Objective - Although oral estrogen replacement therapy (ERT) in postmenopausal women improves endothelial function, it also increases plasma C-reactive protein (CRP) and interleukin- 6 (IL-6) concentration. The proinflammatory effect of oral ERT may explain the increased risk of coronary heart disease (CHD) associated with this treatment. Recent observational studies have demonstrated that a lower dose of oral estrogen reduces the risk for CHD. The purpose of the present study was to investigate the effects of low-dose oral estrogen on vascular inflammatory markers and endothelium-dependent vasodilation in postmenopausal women.

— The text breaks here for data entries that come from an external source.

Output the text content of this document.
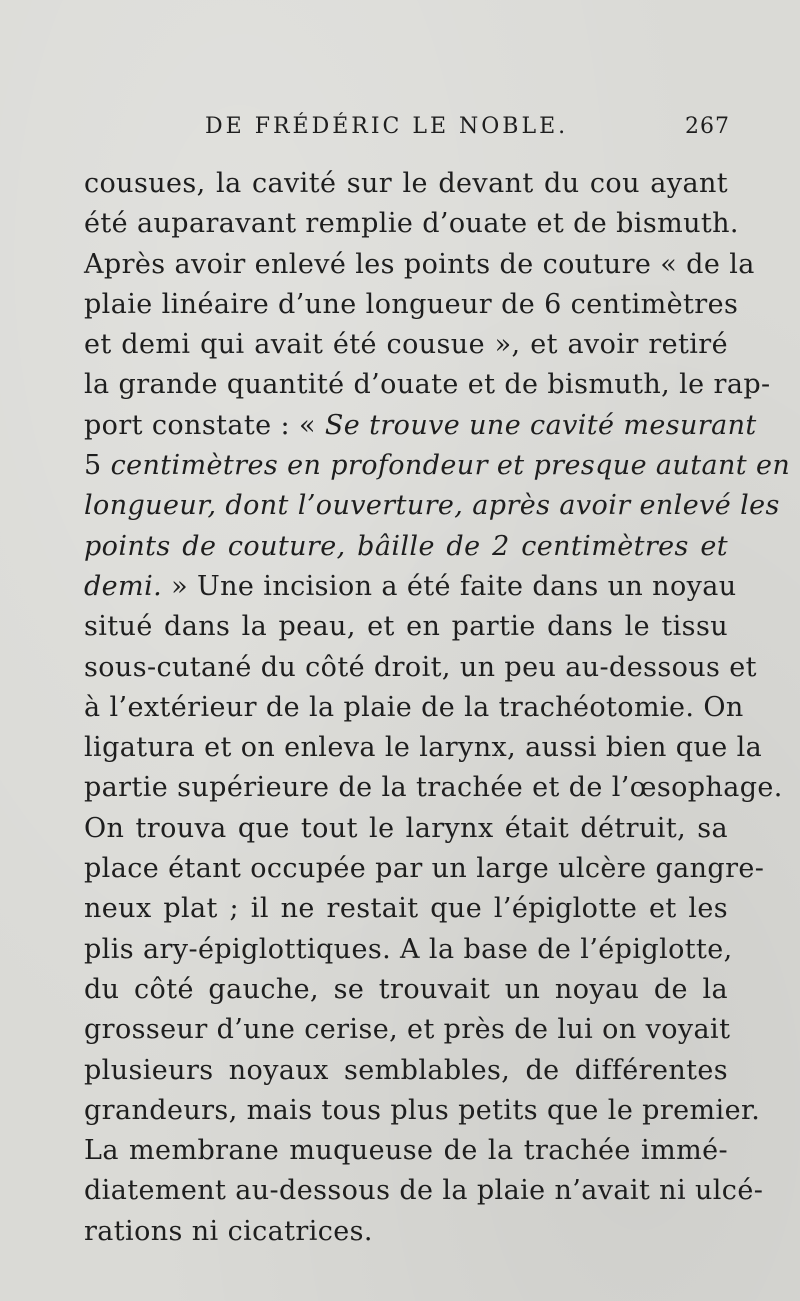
DE FRÉDÉRIC LE NOBLE.	267
cousues, la cavité sur le devant du cou ayant
été auparavant remplie d’ouate et de bismuth.
Après avoir enlevé les points de couture « de la
plaie linéaire d’une longueur de 6 centimètres
et demi qui avait été cousue », et avoir retiré
la grande quantité d’ouate et de bismuth, le rap-
port constate : « Se trouve une cavité mesurant
5 centimètres en profondeur et presque autant en
longueur, dont l’ouverture, après avoir enlevé les
points de couture, bâille de 2 centimètres et
demi. » Une incision a été faite dans un noyau
situé dans la peau, et en partie dans le tissu
sous-cutané du côté droit, un peu au-dessous et
à l’extérieur de la plaie de la trachéotomie. On
ligatura et on enleva le larynx, aussi bien que la
partie supérieure de la trachée et de l’œsophage.
On trouva que tout le larynx était détruit, sa
place étant occupée par un large ulcère gangre-
neux plat ; il ne restait que l’épiglotte et les
plis ary-épiglottiques. A la base de l’épiglotte,
du côté gauche, se trouvait un noyau de la
grosseur d’une cerise, et près de lui on voyait
plusieurs noyaux semblables, de différentes
grandeurs, mais tous plus petits que le premier.
La membrane muqueuse de la trachée immé-
diatement au-dessous de la plaie n’avait ni ulcé-
rations ni cicatrices.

Methods and Results - Postmenopausal women were randomized into 3 groups to receive no treatment ( n = 14) or oral conjugated equine estrogen (CEE) at a dosage of 0.625 mg ( n = 15) or 0.3125 mg ( n = 15) daily for 3 months. CEE at a dosage of 0.625 mg resulted in significant increases in plasma concentrations of CRP from 690.9 +/- 749.5 to 1541.9 +/- 1608.0 ng/mL, serum amyloid A from 6.12 +/- 4.15 to 8.25 +/- 4.40 mug/mL, and IL-6 from 1.45 +/- 0.73 to 2.35 +/- 1.16 pg/mL. In contrast, CEE at a dosage of 0.3125 mg had no effect on these inflammatory markers. Both dosages of estrogen significantly decreased E-selectin concentration, whereas the concentrations of intercellular and vascular cell adhesion molecules remained unchanged. In both CEE groups, flow-mediated vasodilation in the brachial artery was increased significantly, whereas nitroglycerine-induced vasodilation was unaltered.
Conclusions - Oral CEE at a low dose of 0.3125 mg in postmenopausal women eliminated the adverse effects of high-dosage oral CEE on vascular inflammatory markers in addition to preserving the favorable effects of estrogen on cell adhesion molecules and endothelial function.